101arrowz / fflate

High performance (de)compression in an 8kB package
https://101arrowz.github.io/fflate
MIT License
2.27k stars 79 forks source link

Deflate stream produces way bigger outputs than Pako #166

Closed BenoitZugmeyer closed 1 year ago

BenoitZugmeyer commented 1 year ago

How to reproduce

import {Deflate as PakoDeflate, inflateRaw} from "https://unpkg.com/pako@2.1.0/dist/pako.esm.mjs"
import {Deflate as FflateDeflate} from "https://unpkg.com/fflate@0.7.4/esm/browser.js"

const data = new TextEncoder().encode(Array.from({ length: 1000 }, (_, i) => i).join(","))

const fflateChunks = []
const fflateDeflate = new FflateDeflate(chunk => {
  fflateChunks.push(chunk)
})
fflateDeflate.push(data)
fflateDeflate.push(data)
fflateDeflate.push(data, true)
const fflateResult = new Uint8Array(fflateChunks.reduce((total, chunk) => total + chunk.byteLength, 0))
{
  let offset = 0;
  for (const chunk of fflateChunks) {
    fflateResult.set(chunk, offset);
    offset += chunk.byteLength;
  }
}

const pakoDeflate = new PakoDeflate({ raw: true })
pakoDeflate.push(data)
pakoDeflate.push(data)
pakoDeflate.push(data, true)
const pakoResult = pakoDeflate.result

// sanity check
if (inflateRaw(pakoResult).byteLength !== inflateRaw(fflateResult).byteLength) {
  throw new Error("Results don't match")
}

console.log("Pako result length:  ", pakoResult.byteLength)
console.log("Fflate result length:", fflateResult.byteLength)

// Pako result length:   1916
// Fflate result length: 5354

The problem

fflate produces a much bigger output than pako.

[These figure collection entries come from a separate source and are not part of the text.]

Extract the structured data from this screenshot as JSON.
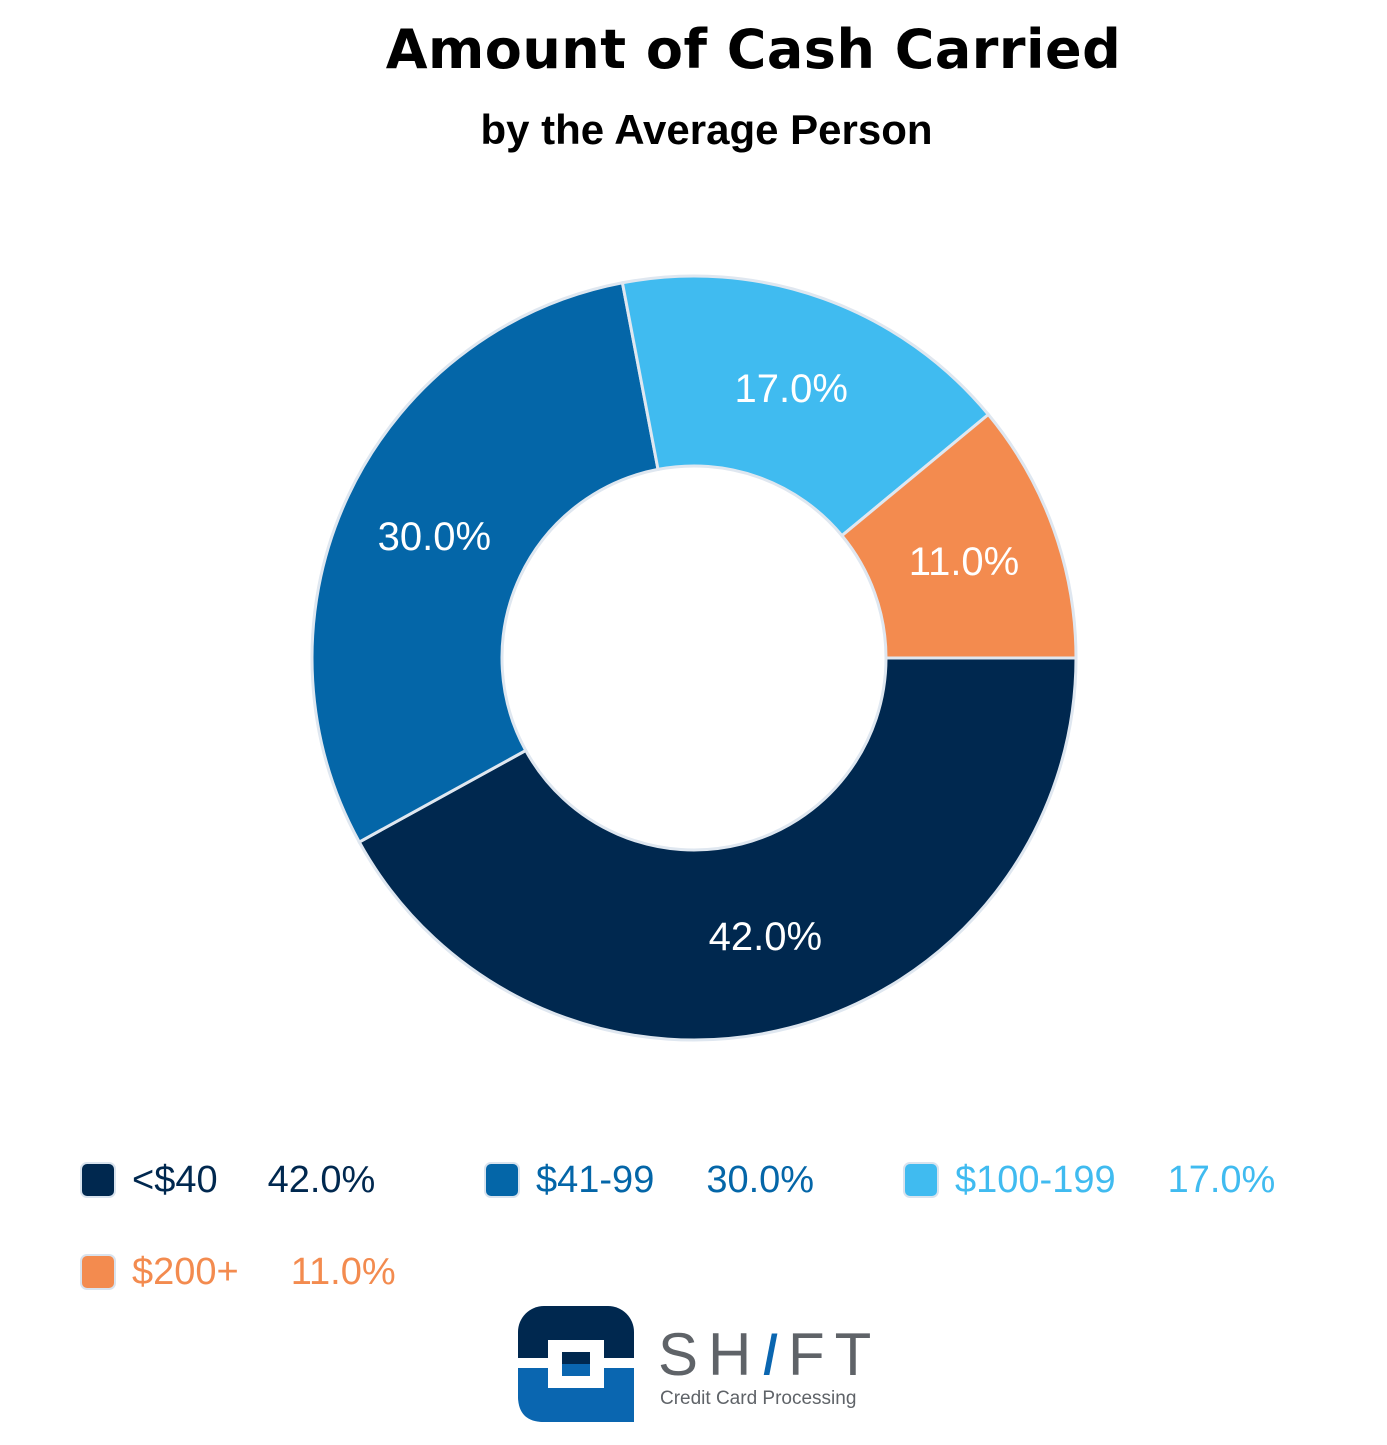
{
  "chart_data": {
    "type": "pie",
    "style": "donut",
    "title": "Amount of Cash Carried",
    "subtitle": "by the Average Person",
    "categories": [
      "<$40",
      "$41-99",
      "$100-199",
      "$200+"
    ],
    "values": [
      42.0,
      30.0,
      17.0,
      11.0
    ],
    "value_labels": [
      "42.0%",
      "30.0%",
      "17.0%",
      "11.0%"
    ],
    "colors": [
      "#00284f",
      "#0466a8",
      "#40bbf0",
      "#f38b4f"
    ],
    "legend_position": "bottom"
  },
  "logo": {
    "word_prefix": "SH",
    "word_slash": "I",
    "word_suffix": "FT",
    "tagline": "Credit Card Processing"
  }
}
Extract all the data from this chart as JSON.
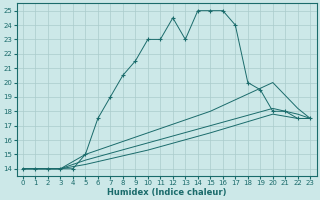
{
  "xlabel": "Humidex (Indice chaleur)",
  "xlim": [
    -0.5,
    23.5
  ],
  "ylim": [
    13.5,
    25.5
  ],
  "xticks": [
    0,
    1,
    2,
    3,
    4,
    5,
    6,
    7,
    8,
    9,
    10,
    11,
    12,
    13,
    14,
    15,
    16,
    17,
    18,
    19,
    20,
    21,
    22,
    23
  ],
  "yticks": [
    14,
    15,
    16,
    17,
    18,
    19,
    20,
    21,
    22,
    23,
    24,
    25
  ],
  "bg_color": "#cce8e8",
  "grid_color": "#aacccc",
  "line_color": "#1a6b6b",
  "line1_x": [
    0,
    1,
    2,
    3,
    4,
    5,
    6,
    7,
    8,
    9,
    10,
    11,
    12,
    13,
    14,
    15,
    16,
    17,
    18,
    19,
    20,
    21,
    22,
    23
  ],
  "line1_y": [
    14,
    14,
    14,
    14,
    14,
    15,
    17.5,
    19,
    20.5,
    21.5,
    23,
    23,
    24.5,
    23,
    25,
    25,
    25,
    24,
    20,
    19.5,
    18,
    18,
    17.5,
    17.5
  ],
  "line2_x": [
    0,
    23
  ],
  "line2_y": [
    14,
    17.5
  ],
  "line3_x": [
    0,
    23
  ],
  "line3_y": [
    14,
    17.5
  ],
  "line4_x": [
    0,
    23
  ],
  "line4_y": [
    14,
    17.5
  ],
  "line2_pts_x": [
    0,
    3,
    5,
    10,
    15,
    20,
    22,
    23
  ],
  "line2_pts_y": [
    14,
    14,
    14.3,
    15.3,
    16.5,
    17.8,
    17.5,
    17.5
  ],
  "line3_pts_x": [
    0,
    3,
    5,
    10,
    15,
    20,
    22,
    23
  ],
  "line3_pts_y": [
    14,
    14,
    14.6,
    15.8,
    17.0,
    18.2,
    17.8,
    17.5
  ],
  "line4_pts_x": [
    0,
    3,
    5,
    10,
    15,
    20,
    22,
    23
  ],
  "line4_pts_y": [
    14,
    14,
    15.0,
    16.5,
    18.0,
    20.0,
    18.2,
    17.5
  ]
}
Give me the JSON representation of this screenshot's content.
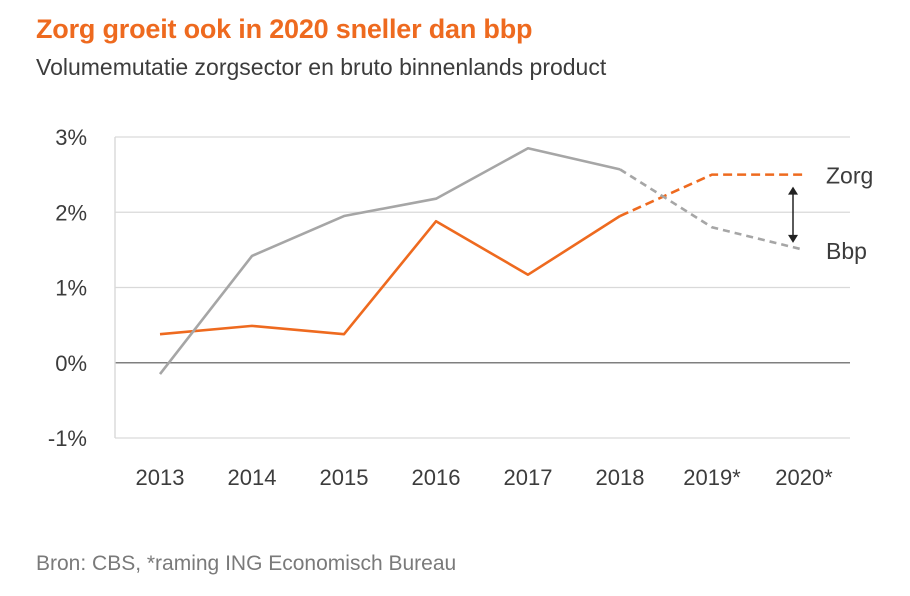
{
  "title": "Zorg groeit ook in 2020 sneller dan bbp",
  "subtitle": "Volumemutatie zorgsector en bruto binnenlands product",
  "source": "Bron: CBS, *raming ING Economisch Bureau",
  "colors": {
    "title": "#ee6a1f",
    "zorg": "#ee6a1f",
    "bbp": "#a6a6a6",
    "grid": "#d9d9d9"
  },
  "chart_data": {
    "type": "line",
    "title": "Zorg groeit ook in 2020 sneller dan bbp",
    "subtitle": "Volumemutatie zorgsector en bruto binnenlands product",
    "x": [
      "2013",
      "2014",
      "2015",
      "2016",
      "2017",
      "2018",
      "2019*",
      "2020*"
    ],
    "y_ticks": [
      "3%",
      "2%",
      "1%",
      "0%",
      "-1%"
    ],
    "ylim": [
      -1,
      3
    ],
    "grid": true,
    "estimated_from_index": 5,
    "series": [
      {
        "name": "Zorg",
        "values": [
          0.38,
          0.49,
          0.38,
          1.88,
          1.17,
          1.95,
          2.5,
          2.5
        ]
      },
      {
        "name": "Bbp",
        "values": [
          -0.15,
          1.42,
          1.95,
          2.18,
          2.85,
          2.57,
          1.8,
          1.5
        ]
      }
    ],
    "annotation": "double-headed arrow between Zorg and Bbp in 2020*"
  }
}
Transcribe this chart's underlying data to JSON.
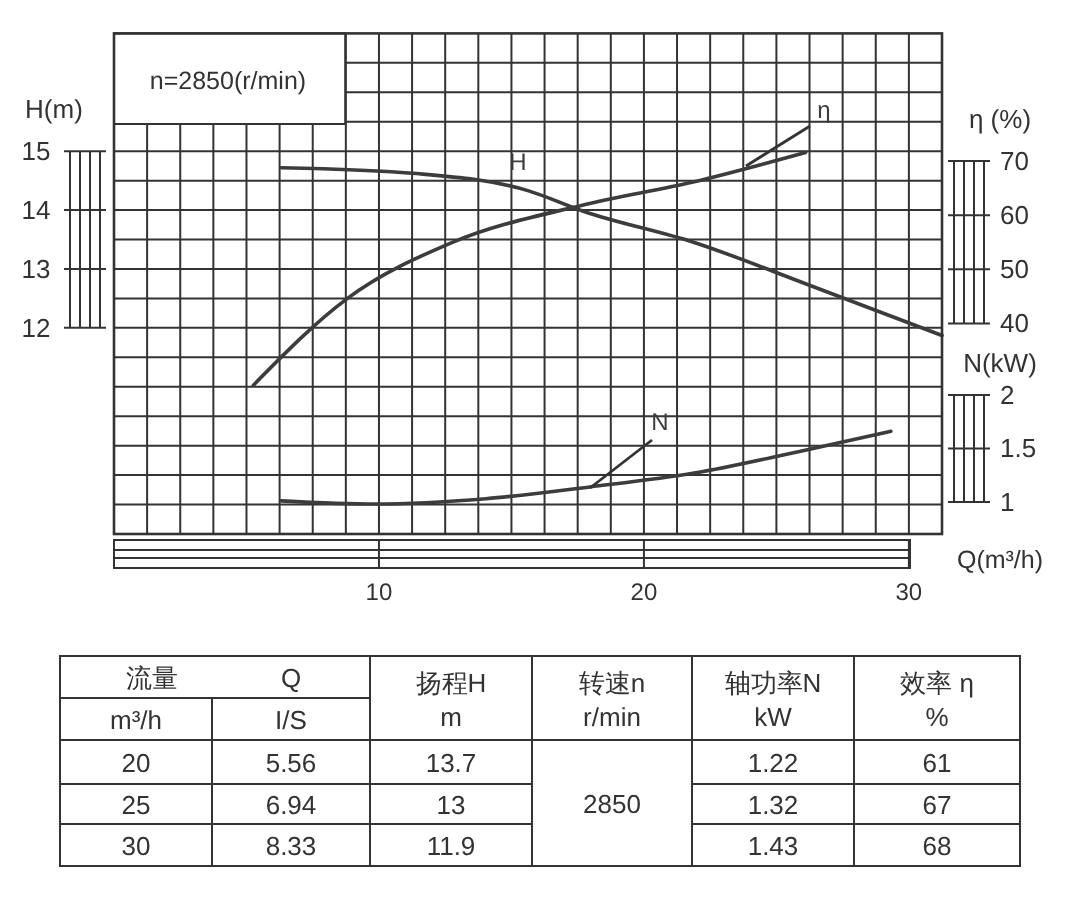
{
  "chart_data": {
    "type": "line",
    "xlabel": "Q(m³/h)",
    "ylabel": "H(m)",
    "y2label": "η (%)",
    "y3label": "N(kW)",
    "xlim": [
      0,
      31.25
    ],
    "xticks": [
      10,
      20,
      30
    ],
    "ylim": [
      8.5,
      17
    ],
    "yticks": [
      12,
      13,
      14,
      15
    ],
    "y2lim": [
      1.1,
      93.6
    ],
    "y2ticks": [
      40,
      50,
      60,
      70
    ],
    "y3lim": [
      0.7,
      5.38
    ],
    "y3ticks": [
      1,
      1.5,
      2
    ],
    "grid": true,
    "legend": false,
    "marker": "none",
    "line_style": "solid",
    "series": [
      {
        "name": "H",
        "color": "#3c3c3c",
        "axis": "y",
        "x": [
          6.31,
          11.42,
          15.62,
          17.71,
          21.9,
          26.1,
          31.25
        ],
        "values": [
          14.72,
          14.62,
          14.33,
          13.98,
          13.45,
          12.75,
          11.87
        ]
      },
      {
        "name": "η",
        "color": "#3c3c3c",
        "axis": "y2",
        "x": [
          5.26,
          8.8,
          12.73,
          17.71,
          21.9,
          26.1
        ],
        "values": [
          28.6,
          44.6,
          54.9,
          61.9,
          66.2,
          71.6
        ]
      },
      {
        "name": "N",
        "color": "#3c3c3c",
        "axis": "y3",
        "x": [
          6.31,
          9.85,
          14.04,
          17.96,
          21.9,
          25.83,
          29.32
        ],
        "values": [
          1.01,
          0.98,
          1.03,
          1.14,
          1.27,
          1.47,
          1.66
        ]
      }
    ],
    "annotations": [
      "n=2850(r/min)",
      "流量",
      "Q",
      "扬程H",
      "转速n",
      "轴功率N",
      "效率 η",
      "m³/h",
      "I/S",
      "m",
      "r/min",
      "kW",
      "%",
      "2850",
      "20",
      "5.56",
      "13.7",
      "1.22",
      "61",
      "25",
      "6.94",
      "13",
      "1.32",
      "67",
      "30",
      "8.33",
      "11.9",
      "1.43",
      "68"
    ]
  }
}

Contrary to pako, fflate does not share the deflate state for the whole stream, so previously pushed chunk aren't taken into account when pushing a new chunk.

101arrowz commented 1 year ago

This design was chosen to make every pushed chunk correspond to one or more chunks in the deflate stream. But as you mentioned, it's inefficient for several small chunks. It's still relatively effective for chunks of around 1MB in size (e.g. the ones returned from File.prototype.stream, but upon reconsideration this use case is probably important to support as well.

This might be possible to resolve by preserving a 32kB lookback buffer - I'll see how difficult it is to implement.

101arrowz commented 1 year ago

I've successfully implemented this and will push it out in a release sometime soon.

101arrowz commented 1 year ago

Fixed in v0.8.0.